• No results found

Provinciaal beleid

In document Beusichemseweg 27, Houten (pagina 13-16)

3.2.1 Provinciale Ruimtelijke Structuurvisie (herijking 2016) 2013 - 2028

De Provinciale Ruimtelijke Structuurvisie (PRS) (herijking 2016) is op 12 december 2016 vastgesteld door Provinciale Staten van de provincie Utrecht. De Provinciale Ruimtelijke Structuurvisie (PRS) is opgesteld om te zorgen voor een blijvend aantrekkelijke provincie. Via haar ruimtelijk beleid draagt de provincie bij aan een kwalitatief hoogwaardige fysieke leefomgeving, waarin het ook in de toekomst plezierig wonen, werken en recreëren is.

De PRS geeft de ruimtelijke ambities weer van de provincie Utrecht. Hierin staat welke doelstellingen de provincie van provinciaal belang acht, welk beleid bij deze doelstellingen hoort én hoe dit beleid uitgevoerd wordt. Deels loopt deze uitvoering via de Provinciale Ruimtelijke Verordening (PRV) die tegelijk met de PRS is vastgesteld. De PRS is een structuurvisie onder de Wet ruimtelijke ordening (Wro). Op grond van de Wro heeft de PRS alleen een zelfbindende werking. Ze is bindend voor de provincie, niet voor andere partijen. De PRV zorgt voor doorwerking van het beleid en is bindend voor de gemeenten.

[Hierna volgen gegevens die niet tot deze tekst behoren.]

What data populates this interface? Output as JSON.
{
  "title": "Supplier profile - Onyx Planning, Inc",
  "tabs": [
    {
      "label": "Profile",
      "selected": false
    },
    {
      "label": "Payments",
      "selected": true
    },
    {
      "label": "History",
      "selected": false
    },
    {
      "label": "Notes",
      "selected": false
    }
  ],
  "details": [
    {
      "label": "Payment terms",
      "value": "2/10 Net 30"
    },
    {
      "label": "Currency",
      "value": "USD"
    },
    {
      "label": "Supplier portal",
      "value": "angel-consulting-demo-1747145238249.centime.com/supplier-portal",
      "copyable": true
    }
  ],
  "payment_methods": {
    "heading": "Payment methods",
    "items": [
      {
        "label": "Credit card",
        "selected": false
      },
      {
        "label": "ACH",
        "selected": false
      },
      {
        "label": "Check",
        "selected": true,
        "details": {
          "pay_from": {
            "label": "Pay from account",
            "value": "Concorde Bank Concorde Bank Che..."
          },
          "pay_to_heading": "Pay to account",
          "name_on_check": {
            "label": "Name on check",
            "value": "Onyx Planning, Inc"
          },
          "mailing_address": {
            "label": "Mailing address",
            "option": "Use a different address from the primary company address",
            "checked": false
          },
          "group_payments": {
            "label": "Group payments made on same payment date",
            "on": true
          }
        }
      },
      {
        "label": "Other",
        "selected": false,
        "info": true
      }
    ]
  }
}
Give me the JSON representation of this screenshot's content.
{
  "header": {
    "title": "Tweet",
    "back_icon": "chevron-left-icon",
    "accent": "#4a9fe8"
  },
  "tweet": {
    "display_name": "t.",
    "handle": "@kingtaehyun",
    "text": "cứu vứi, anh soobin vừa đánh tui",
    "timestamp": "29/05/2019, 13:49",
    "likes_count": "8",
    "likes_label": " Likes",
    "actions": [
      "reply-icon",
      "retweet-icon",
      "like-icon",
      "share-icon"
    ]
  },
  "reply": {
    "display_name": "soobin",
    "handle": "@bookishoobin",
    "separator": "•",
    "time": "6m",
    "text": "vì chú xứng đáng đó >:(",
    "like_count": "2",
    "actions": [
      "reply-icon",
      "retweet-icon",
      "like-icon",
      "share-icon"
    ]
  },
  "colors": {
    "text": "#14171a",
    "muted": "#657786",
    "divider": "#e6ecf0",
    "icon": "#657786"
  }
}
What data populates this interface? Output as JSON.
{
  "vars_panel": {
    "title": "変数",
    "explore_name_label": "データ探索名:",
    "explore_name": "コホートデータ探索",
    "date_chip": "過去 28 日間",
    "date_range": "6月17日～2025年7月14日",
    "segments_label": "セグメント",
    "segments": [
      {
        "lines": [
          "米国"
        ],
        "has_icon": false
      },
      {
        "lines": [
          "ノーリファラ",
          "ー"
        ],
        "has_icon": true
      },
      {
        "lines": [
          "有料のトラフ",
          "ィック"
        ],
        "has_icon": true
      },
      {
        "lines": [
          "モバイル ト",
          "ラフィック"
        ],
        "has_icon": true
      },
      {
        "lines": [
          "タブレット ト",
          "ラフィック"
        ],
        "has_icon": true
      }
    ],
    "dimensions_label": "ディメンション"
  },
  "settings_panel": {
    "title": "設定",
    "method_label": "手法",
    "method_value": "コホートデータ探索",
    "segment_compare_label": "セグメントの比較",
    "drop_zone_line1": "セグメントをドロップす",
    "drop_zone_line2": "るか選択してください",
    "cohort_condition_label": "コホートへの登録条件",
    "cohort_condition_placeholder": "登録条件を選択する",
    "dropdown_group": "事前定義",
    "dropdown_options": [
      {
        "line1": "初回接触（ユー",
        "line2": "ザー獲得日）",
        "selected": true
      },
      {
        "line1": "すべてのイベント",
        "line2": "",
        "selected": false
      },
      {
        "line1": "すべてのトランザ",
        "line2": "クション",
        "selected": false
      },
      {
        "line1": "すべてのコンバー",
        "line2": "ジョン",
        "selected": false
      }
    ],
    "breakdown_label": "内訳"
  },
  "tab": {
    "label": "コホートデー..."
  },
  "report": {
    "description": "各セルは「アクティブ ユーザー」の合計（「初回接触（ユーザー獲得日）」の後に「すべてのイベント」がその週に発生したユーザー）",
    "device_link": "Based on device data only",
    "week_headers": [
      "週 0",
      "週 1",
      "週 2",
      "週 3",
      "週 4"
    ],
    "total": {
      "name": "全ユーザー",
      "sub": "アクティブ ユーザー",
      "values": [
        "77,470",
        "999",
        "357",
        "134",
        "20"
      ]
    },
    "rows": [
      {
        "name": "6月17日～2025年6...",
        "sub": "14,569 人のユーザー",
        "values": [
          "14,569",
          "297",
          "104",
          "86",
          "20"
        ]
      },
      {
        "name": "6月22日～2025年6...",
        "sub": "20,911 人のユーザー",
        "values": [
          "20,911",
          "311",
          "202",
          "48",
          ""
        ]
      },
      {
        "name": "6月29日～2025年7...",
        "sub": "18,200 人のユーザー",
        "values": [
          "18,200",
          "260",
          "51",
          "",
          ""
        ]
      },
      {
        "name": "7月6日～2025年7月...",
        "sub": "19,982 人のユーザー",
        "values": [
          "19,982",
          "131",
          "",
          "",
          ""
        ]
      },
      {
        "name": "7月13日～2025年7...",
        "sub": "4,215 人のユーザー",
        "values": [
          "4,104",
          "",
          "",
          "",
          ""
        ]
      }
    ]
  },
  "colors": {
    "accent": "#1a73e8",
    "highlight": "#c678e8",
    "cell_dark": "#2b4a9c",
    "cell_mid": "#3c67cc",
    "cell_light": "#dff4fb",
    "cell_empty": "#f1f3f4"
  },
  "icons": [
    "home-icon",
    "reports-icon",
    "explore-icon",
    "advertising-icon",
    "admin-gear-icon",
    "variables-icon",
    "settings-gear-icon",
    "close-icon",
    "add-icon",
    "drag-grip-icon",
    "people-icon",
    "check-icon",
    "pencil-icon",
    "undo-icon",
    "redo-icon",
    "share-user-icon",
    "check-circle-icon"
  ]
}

Dynamisch landelijk gebied

De provincie wil de kwaliteit en dynamiek van het landelijk gebied behouden. De provincie koestert daarom de functies die bijdragen aan behoud van de openheid, kwaliteit en/of beleefbaarheid van het platteland, zoals landbouw en natuur. Een verdere uitwaaiering van stedelijke functies over het landelijk gebied dient zoveel mogelijk voorkomen te worden. Slechts in bijzondere situaties en onder voorwaarden zijn ontwikkelingen van niet-aan-het-landelijk-gebied-gebonden functies aanvaardbaar. Die situaties hebben veelal betrekking op de herbestemming van bestaande bebouwde erven en op de toevoeging van nieuwe kwaliteit. De provincie wil ruimte bieden om de problematiek van de vele vrijkomende agrarische bedrijfsgebouwen aan te pakken via een verbrede vorm van ruimte-voor-ruimte, als wonen de opvolgfunctie wordt, en via het ruimte-bieden aan andere opvolgfuncties.

Planspecifiek

Onderhavig plan maakt een stedelijke functie in het landelijk gebied mogelijk, namelijk wonen. De provincie geeft aan dat dusdanige ontwikkelingen voorkomen moeten worden. Een dergelijke ontwikkeling is echter wel aanvaardbaar als achteruitgang voor vrijkomende agrarische bebouwing verhinderd kan worden en er nieuwe kwaliteit toegevoegd wordt. Hiervan is in onderhavig plan sprake: de agrarische bebouwing wordt gesloopt ten behoeve van een fietsverbinding en een burgerwoning. Hiermee voldoet het plan aan de provinciale ruimte-voor-ruimte regeling. Echter zal voor de realisatie van de fietsverbinding een zelfstandige procedure worden doorlopen, deze ontwikkeling maakt geen onderdeel uit van voorliggend bestemmingsplan.

Conclusie

Geconcludeerd kan worden dat de beoogde ontwikkeling in lijn is met de PRS.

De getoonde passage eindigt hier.